Climate scientist Dr Jim Salinger said the study showed incidence of heatwaves had increased slightly around New Zealand - something that was linked to SSTs that had warmed with climate change.
"With further global warming, the likelihood of marine heatwaves is very likely to increase with anthropogenic climate change," Salinger said.
"This summer's marine heatwave, as well as having impacts on ocean life, had widespread impacts on terrestrial and managed ecosystems such as New Zealand's glaciers and farming, as examples.
"Should the frequency of these increase, so will the impacts on New Zealand's land as well as marine ecosystems."
Victoria University climate scientist Professor James Renwick agreed.
"Climate change is obvious everywhere we look," he said.
Many marine species were very sensitive to temperature and such rapid changes in the oceans were bound to be affecting marine food webs, especially when combined with the continued acidification of the oceans, Renwick said.
"The only way to arrest these changes is to drastically reduce global emissions of greenhouse gases."
Niwa meteorologist Ben Noll said summer's marine heatwave was "a striking feature" on both a regional and global climate scale, as at one point it represented some of the most unusually warm seas in the world.

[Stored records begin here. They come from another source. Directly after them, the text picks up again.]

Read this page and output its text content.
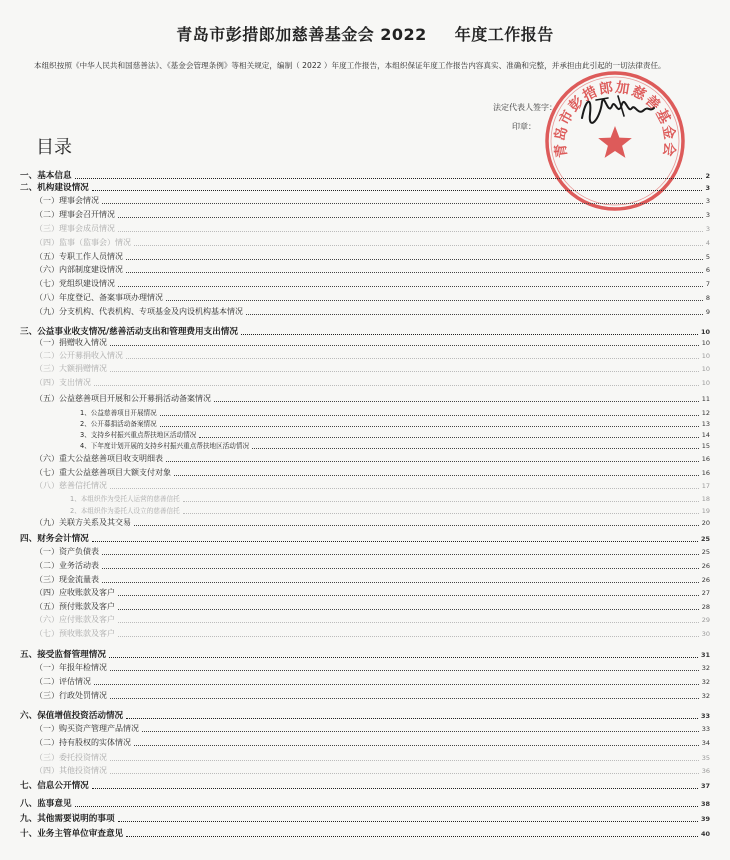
青岛市彭措郎加慈善基金会 2022 年度工作报告
本组织按照《中华人民共和国慈善法》、《基金会管理条例》等相关规定，编制（ 2022 ）年度工作报告，本组织保证年度工作报告内容真实、准确和完整，并承担由此引起的一切法律责任。
法定代表人签字：
印章：
青岛市彭措郎加慈善基金会
目录
一、基本信息	2
二、机构建设情况	3
（一）理事会情况	3
（二）理事会召开情况	3
（三）理事会成员情况	3
（四）监事（监事会）情况	4
（五）专职工作人员情况	5
（六）内部制度建设情况	6
（七）党组织建设情况	7
（八）年度登记、备案事项办理情况	8
（九）分支机构、代表机构、专项基金及内设机构基本情况	9
三、公益事业收支情况/慈善活动支出和管理费用支出情况	10
（一）捐赠收入情况	10
（二）公开募捐收入情况	10
（三）大额捐赠情况	10
（四）支出情况	10
（五）公益慈善项目开展和公开募捐活动备案情况	11
1、公益慈善项目开展情况	12
2、公开募捐活动备案情况	13
3、支持乡村振兴重点帮扶地区活动情况	14
4、下年度计划开展的支持乡村振兴重点帮扶地区活动情况	15
（六）重大公益慈善项目收支明细表	16
（七）重大公益慈善项目大额支付对象	16
（八）慈善信托情况	17
1、本组织作为受托人运营的慈善信托	18
2、本组织作为委托人设立的慈善信托	19
（九）关联方关系及其交易	20
四、财务会计情况	25
（一）资产负债表	25
（二）业务活动表	26
（三）现金流量表	26
（四）应收账款及客户	27
（五）预付账款及客户	28
（六）应付账款及客户	29
（七）预收账款及客户	30
五、接受监督管理情况	31
（一）年报年检情况	32
（二）评估情况	32
（三）行政处罚情况	32
六、保值增值投资活动情况	33
（一）购买资产管理产品情况	33
（二）持有股权的实体情况	34
（三）委托投资情况	35
（四）其他投资情况	36
七、信息公开情况	37
八、监事意见	38
九、其他需要说明的事项	39
十、业务主管单位审查意见	40
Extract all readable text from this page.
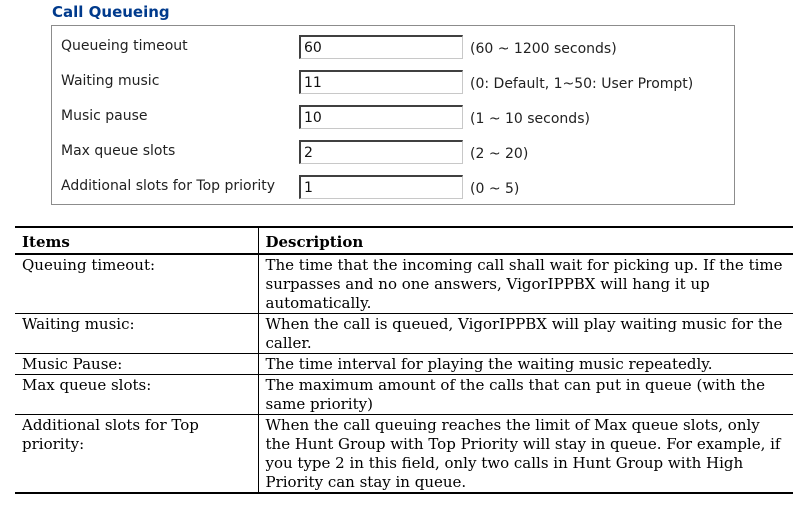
Call Queueing
Queueing timeout
60	(60 ~ 1200 seconds)
Waiting music
11	(0: Default, 1~50: User Prompt)
Music pause
10	(1 ~ 10 seconds)
Max queue slots
2	(2 ~ 20)
Additional slots for Top priority
1	(0 ~ 5)
Items	Description
Queuing timeout:	The time that the incoming call shall wait for picking up. If the time surpasses and no one answers, VigorIPPBX will hang it up automatically.
Waiting music:	When the call is queued, VigorIPPBX will play waiting music for the caller.
Music Pause:	The time interval for playing the waiting music repeatedly.
Max queue slots:	The maximum amount of the calls that can put in queue (with the same priority)
Additional slots for Top priority:	When the call queuing reaches the limit of Max queue slots, only the Hunt Group with Top Priority will stay in queue. For example, if you type 2 in this field, only two calls in Hunt Group with High Priority can stay in queue.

But the chance of such a set of climate circumstances coming together like they did in the near future was still low, even under climate change projections.
"In the meantime, a cold southerly wind blows over our scorched seas on Wednesday, bringing Antarctic air that may well end the 2017-18 marine heatwave as we knew it."
BY THE NUMBERS:
34 per cent
Between 1925 and 2016, the frequency of marine heatwaves had increased on average by 34 per cent and the length of each heatwave had increased by 17 per cent. Together this led to a 54 per cent increase in the number of marine heatwave days every year.